6 Meals a Day for Weight Loss - "A study from the University of Ottawa found that on a low-calorie diet, there was no weight loss advantage to splitting calories among six meals rather than three. A second study found that switching from three daily meals to six did not boost calorie-burning or fat loss. In fact, the researchers concluded, eating six meals a day actually made people want to eat more. And a research review reached no conclusions about whether meal frequency helps or hurts with weight loss."

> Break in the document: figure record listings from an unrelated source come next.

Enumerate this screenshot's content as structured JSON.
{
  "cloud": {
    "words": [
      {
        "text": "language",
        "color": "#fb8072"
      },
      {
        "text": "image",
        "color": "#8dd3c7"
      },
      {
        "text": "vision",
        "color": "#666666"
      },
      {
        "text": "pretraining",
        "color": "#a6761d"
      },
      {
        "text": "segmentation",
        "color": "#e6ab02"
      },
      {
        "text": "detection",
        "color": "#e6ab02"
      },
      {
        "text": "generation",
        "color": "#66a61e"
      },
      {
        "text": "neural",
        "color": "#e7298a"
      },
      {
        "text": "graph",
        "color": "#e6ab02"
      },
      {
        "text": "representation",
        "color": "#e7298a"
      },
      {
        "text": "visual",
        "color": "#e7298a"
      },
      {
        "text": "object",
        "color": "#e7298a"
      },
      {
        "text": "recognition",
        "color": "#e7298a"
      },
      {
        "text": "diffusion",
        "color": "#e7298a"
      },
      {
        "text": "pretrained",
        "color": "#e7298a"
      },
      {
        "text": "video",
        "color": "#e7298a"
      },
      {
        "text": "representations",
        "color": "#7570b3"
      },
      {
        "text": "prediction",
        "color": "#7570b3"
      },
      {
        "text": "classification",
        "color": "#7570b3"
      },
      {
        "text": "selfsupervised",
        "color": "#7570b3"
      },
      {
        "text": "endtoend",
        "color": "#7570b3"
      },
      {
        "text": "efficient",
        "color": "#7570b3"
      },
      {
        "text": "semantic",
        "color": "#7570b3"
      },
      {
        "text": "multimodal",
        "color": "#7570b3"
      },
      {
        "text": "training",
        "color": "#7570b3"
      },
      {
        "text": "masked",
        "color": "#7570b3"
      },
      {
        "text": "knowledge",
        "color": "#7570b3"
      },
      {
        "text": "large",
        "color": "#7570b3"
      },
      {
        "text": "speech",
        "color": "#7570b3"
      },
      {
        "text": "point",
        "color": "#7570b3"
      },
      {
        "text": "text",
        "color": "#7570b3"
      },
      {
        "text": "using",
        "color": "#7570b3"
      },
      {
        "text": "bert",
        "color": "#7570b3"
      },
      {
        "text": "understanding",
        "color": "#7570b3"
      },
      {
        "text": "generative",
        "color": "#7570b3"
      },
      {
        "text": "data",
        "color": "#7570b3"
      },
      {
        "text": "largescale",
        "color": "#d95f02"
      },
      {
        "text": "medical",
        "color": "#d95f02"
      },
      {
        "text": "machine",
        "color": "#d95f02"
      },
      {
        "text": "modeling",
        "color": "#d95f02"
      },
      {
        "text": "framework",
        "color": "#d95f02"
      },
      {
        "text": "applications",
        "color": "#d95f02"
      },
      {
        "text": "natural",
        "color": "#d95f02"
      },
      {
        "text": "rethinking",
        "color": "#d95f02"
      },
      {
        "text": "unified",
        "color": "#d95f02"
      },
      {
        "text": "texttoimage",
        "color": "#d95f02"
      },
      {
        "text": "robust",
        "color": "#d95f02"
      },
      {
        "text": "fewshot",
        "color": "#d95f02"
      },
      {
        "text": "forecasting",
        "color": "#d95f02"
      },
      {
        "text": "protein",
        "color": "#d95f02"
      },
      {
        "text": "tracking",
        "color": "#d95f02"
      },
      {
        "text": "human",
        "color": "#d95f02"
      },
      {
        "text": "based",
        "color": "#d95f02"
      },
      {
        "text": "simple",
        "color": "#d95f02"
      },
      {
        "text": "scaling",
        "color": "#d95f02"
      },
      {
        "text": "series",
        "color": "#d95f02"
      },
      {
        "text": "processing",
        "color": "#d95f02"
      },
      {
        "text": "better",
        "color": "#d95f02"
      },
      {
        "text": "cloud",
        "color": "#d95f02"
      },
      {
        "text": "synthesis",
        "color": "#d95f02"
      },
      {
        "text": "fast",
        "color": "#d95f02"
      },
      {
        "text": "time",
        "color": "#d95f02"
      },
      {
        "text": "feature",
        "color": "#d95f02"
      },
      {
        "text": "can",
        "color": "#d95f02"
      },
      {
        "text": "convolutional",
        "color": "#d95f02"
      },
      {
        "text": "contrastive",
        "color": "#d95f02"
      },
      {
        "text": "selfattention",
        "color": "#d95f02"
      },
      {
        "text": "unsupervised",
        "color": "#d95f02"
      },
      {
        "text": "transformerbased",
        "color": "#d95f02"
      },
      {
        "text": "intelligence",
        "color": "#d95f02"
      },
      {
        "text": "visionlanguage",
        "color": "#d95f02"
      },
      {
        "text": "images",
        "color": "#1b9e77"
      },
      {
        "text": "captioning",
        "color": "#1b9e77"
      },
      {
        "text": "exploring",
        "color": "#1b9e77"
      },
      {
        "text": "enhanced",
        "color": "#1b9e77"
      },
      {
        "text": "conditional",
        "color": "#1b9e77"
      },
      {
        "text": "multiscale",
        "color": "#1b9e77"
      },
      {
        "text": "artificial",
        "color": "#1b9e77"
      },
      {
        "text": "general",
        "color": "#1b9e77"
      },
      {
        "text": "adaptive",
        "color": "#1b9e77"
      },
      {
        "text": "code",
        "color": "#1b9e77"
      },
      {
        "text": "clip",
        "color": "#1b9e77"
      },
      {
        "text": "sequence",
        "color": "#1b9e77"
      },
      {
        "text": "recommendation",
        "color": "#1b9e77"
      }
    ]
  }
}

The Body Language of Victory - "milliseconds after victory, an athlete's instinctive reaction to winning is often a nonverbal display of dominance over his or her opponent. The new study titled “Dominance Threat Display for Victory and Achievement in Competition Context” was published January 10, 2014 in the journal Motivation and Emotion... The researchers believe that from the perspective of evolutionary psychology, the reflex of dominance threat display stems from a biological drive to establish order, hierarchy, and status in society. Such bodily reactions are also common among animals, but they have never been studied in humans until now, Matsumoto said... Actions considered triumphant included raising the arms above the shoulders, pushing the chest out, tilting the head back and smiling. They were observed in winning athletes from all cultural backgrounds and even in blind Paralympic athletes, suggesting the behavior is biologically innate... "They're also producing the same facial expressions, even though they've never been able to see from birth," he added. "They didn't learn that from watching others, so it's got to be something ingrained in all of us."... Hwang and Matsumoto compared the intensity of an athlete's expressions of triumph with his or her culture's "power distance" (PD), a measurement that represents the degree to which a culture encourages or discourages power, status and hierarchical differences among groups. They found that athletes from cultures with high PD produced such body language more than those from cultures with low PD... the ideal leader has high testosterone and low cortisol which leads to a combination of confidence, low stress, and grace under pressure. I believe that the key to successful leadership lies in being able to maintain what I call “ferocious equanimity.” By this I mean not being a doormat or pushover, but remaining even-keel and calm as you steadily manage and lead your team through both smooth waters and tempests."

Back to the Brothel - The New York Times - "Aid groups find it unnerving that they liberate teenagers from the bleak back rooms of a brothel, take them to a nice shelter -- and then at night the kids sometimes climb over the walls and run back to the brothel... President Bush declared in his inaugural address this week that "no one deserves to be a slave" and that advancing freedom is "the calling of our time." I can't think of a better place to start than the hundreds of thousands of girls trafficked each year, for this 21st-century version of slavery has not only grown in recent years but is also especially diabolical -- it poisons its victims, like Srey Mom, so that eventually chains are often redundant."
If the "slave" keeps running back to her "master", and presumably can leave at any time, is she really a slave?

Gender Bias in Science or Biased Claims of Gender Bias? - "AAAS hosted a conference in April, 2016, which presentation after presentation by famous, influential, and prestigious scientists argued for the power and prevalence of gender biases in peer review. Yet not a shred of evidence of implicit bias in peer review was actually presented... who received more criticism and less praise for similar quality applications? Men! Put differently, Dr. Carnes’ own research produced a result exactly opposite to the one that she was promoting at the AAAS Conference! Women were held to lower, not higher, standards than men to warrant praise... scientists allow their political agendas to drive their claims about science -- in general, but also specifically, with respect to explanations for gender gaps in STEM."